Vous me direz, si vous n’aimez pas la dance ou l’électro, vous pouvez sans doute faire l’impasse sur toutes les cartes correspondantes. Ce n’est pas tout à fait vrai dans la mesure où les mix profitent tout de même de cette variété des instrumentations. En effet, chacune des chansons mises en avant par Harmonix est « découpée ». Ainsi, les cuivres de Short Skirt / Long Jacket ainsi que les percussions constituent 2 cartes de la série Blade, tandis que le chant et la ligne de basse sont sur 2 cartes de la série Hightower. Pire le Bring Me To Life d’Evanescence est éclatée sur 3 séries. Le but est bien sûr de forcer les joueurs à dépenser pour jouer avec toutes les composantes de leurs morceaux préférés.

Plus gênant, la sélection proposée pour cette « Saison 1 » est finalement famélique. Seulement 59 chansons sont ainsi présentes pour autant d’artistes ! Harmonix ne pouvait évidemment pas proposer des milliers de chansons, mais le résultat est malgré tout décevant… surtout pour la somme engagée. Somme qui d’ailleurs ne permet même pas de profiter des morceaux dans leur intégralité. Non, nous avons fait le test sur quelques pistes : on peut grosso modo compter sur 60-80 secondes de chacun des morceaux avant que DropMix ne procède à une jolie boucle. Il le fait astucieusement, mais la coupure fait quand même mal au cœur.

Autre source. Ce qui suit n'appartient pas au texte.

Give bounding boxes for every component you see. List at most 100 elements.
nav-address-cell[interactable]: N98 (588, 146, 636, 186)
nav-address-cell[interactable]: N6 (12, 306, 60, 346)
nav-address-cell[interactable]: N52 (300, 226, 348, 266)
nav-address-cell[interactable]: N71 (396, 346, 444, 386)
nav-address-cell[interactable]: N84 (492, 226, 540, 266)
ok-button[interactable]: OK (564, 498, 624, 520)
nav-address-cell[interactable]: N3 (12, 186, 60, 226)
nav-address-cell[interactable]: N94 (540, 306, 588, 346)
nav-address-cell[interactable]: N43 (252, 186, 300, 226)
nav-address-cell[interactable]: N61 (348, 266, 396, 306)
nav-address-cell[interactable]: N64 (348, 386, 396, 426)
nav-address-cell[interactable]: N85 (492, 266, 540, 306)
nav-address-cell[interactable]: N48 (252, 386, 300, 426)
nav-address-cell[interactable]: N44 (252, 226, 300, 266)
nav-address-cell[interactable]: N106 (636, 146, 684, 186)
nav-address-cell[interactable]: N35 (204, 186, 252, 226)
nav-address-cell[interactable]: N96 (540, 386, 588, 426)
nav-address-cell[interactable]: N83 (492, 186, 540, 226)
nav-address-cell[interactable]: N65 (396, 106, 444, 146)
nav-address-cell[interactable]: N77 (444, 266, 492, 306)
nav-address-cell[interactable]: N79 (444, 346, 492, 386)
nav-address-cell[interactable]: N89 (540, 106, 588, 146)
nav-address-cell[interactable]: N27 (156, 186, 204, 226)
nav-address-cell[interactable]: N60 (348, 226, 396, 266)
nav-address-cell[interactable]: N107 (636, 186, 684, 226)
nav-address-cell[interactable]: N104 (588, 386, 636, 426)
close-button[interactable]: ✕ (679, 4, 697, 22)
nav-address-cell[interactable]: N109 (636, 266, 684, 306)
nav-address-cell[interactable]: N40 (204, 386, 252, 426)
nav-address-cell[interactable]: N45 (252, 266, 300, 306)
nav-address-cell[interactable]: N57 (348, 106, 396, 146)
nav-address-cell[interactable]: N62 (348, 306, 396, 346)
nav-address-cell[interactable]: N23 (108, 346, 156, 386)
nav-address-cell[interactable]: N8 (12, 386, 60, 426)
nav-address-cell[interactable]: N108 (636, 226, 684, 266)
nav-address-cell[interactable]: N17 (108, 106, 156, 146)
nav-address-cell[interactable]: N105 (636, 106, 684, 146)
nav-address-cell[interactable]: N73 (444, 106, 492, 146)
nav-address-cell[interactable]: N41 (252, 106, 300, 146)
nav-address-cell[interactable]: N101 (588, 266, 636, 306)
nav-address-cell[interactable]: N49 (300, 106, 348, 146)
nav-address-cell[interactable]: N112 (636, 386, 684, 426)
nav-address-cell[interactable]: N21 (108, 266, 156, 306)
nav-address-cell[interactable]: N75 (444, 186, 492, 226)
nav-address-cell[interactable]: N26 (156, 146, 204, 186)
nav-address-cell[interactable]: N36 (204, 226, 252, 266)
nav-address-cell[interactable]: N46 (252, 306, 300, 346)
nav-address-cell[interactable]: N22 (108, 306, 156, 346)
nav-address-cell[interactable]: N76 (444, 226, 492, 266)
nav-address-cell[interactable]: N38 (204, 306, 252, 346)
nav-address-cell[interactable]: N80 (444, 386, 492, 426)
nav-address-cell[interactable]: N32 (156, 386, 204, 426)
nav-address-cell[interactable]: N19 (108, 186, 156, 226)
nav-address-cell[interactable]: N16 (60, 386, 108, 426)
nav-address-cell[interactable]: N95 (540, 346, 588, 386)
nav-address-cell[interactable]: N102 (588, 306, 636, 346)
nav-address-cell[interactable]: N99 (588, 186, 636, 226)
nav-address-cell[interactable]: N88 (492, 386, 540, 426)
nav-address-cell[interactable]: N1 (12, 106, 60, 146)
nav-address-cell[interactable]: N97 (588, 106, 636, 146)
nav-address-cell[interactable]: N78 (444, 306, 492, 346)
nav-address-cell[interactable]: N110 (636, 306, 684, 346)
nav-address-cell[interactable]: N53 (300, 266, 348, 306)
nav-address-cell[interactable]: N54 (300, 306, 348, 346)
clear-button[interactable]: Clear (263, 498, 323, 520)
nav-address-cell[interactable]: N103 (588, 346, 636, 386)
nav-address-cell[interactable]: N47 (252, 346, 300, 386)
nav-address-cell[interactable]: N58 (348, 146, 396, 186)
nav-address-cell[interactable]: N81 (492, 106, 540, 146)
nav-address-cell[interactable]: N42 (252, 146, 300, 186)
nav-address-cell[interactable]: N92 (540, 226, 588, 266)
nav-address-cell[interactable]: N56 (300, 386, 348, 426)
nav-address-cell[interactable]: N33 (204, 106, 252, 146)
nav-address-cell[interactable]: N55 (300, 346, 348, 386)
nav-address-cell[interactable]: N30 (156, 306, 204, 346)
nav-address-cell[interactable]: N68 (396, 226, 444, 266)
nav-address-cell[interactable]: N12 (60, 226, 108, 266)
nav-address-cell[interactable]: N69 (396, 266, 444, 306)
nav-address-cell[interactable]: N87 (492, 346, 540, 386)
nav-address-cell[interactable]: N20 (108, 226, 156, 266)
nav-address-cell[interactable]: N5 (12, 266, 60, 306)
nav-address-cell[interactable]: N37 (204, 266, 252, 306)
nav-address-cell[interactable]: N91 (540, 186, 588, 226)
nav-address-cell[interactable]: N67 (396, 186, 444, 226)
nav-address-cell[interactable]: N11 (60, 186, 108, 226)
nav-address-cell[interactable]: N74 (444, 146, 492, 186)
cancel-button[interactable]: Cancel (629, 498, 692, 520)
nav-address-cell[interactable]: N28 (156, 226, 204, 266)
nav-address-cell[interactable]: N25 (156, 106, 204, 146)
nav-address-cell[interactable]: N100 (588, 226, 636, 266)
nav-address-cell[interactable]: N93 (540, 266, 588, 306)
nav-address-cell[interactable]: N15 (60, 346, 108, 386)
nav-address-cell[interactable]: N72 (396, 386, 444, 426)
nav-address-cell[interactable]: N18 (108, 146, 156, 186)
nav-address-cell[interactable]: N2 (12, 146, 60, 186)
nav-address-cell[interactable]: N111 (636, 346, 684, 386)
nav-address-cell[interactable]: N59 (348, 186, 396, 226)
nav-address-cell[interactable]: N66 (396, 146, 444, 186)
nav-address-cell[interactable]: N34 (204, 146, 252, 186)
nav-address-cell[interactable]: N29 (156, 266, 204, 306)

Ne forçons toutefois pas le trait, car les mix proposés par le logiciel sont réussis et nous apprécions notamment la manière dont DropMix parvient à gérer les différences de rythmes. Les cartes de plus haut niveau semblent l’emporter sur les autres et ainsi entendre le I Will Survive de Gloria Gaynor ralenti par Disturbed (Down With The Sickness) est troublant. Hélas, le principe même du mode Clash ne permet pas toujours de profiter de combinaisons musicalement intéressantes : en effet, l’objectif des joueurs va contre l’idée même de composer des mix que l’on va trouver satisfaisant, le but est d’arriver le premier à 21 points et peu importe si tout cela se transforme en bouillie d’instruments.

Terminons en évoquant divers bugs. Les cartes semblent contenir une puce RFID pour que la console les détecte. Cela marche bien, mais les amateurs de sleeves prendront des ultra-fines pour que la console continue à les identifier, surtout avec des piles de 7 ou 8 cartes. Problème aussi avec l’appairage de la console qui nécessite quelques reset. Problème encore avec le Bluetooth : il est conseillé de connecter d’abord la console et ensuite votre enceinte Bluetooth. Enfin, la batterie du smartphone est lourdement sollicitée et dommage que la console – elle fonctionne à pile – ne puisse servir de centrale pour recharger le portable.

Conclusion

Il ne faut que quelques secondes pour être conquis par le concept de DropMix. Associer différents éléments de chansons radicalement hétérogènes est jubilatoire. L’application DropMix effectue un travail intéressant pour que l’ensemble reste cohérent. Hélas, la réalisation et le modèle économique sont plus que discutables. Quantité de combinaisons aboutissent à une espèce de brouillon de mix peu flatteur. Le concept de Clash – le mode le plus intéressant – oriente les joueurs vers une course aux points incompatible avec des mix de qualité. Mais, vous vous en doutez, c’est la sélection de 59 chansons et le modèle économique qui pousse à dépenser près de 400 euros qui nous attristent. Surtout que les chansons ne sont que des extraits ! Nous adhérons au concept, mais ne pouvons cautionner son application pratique. Dommage.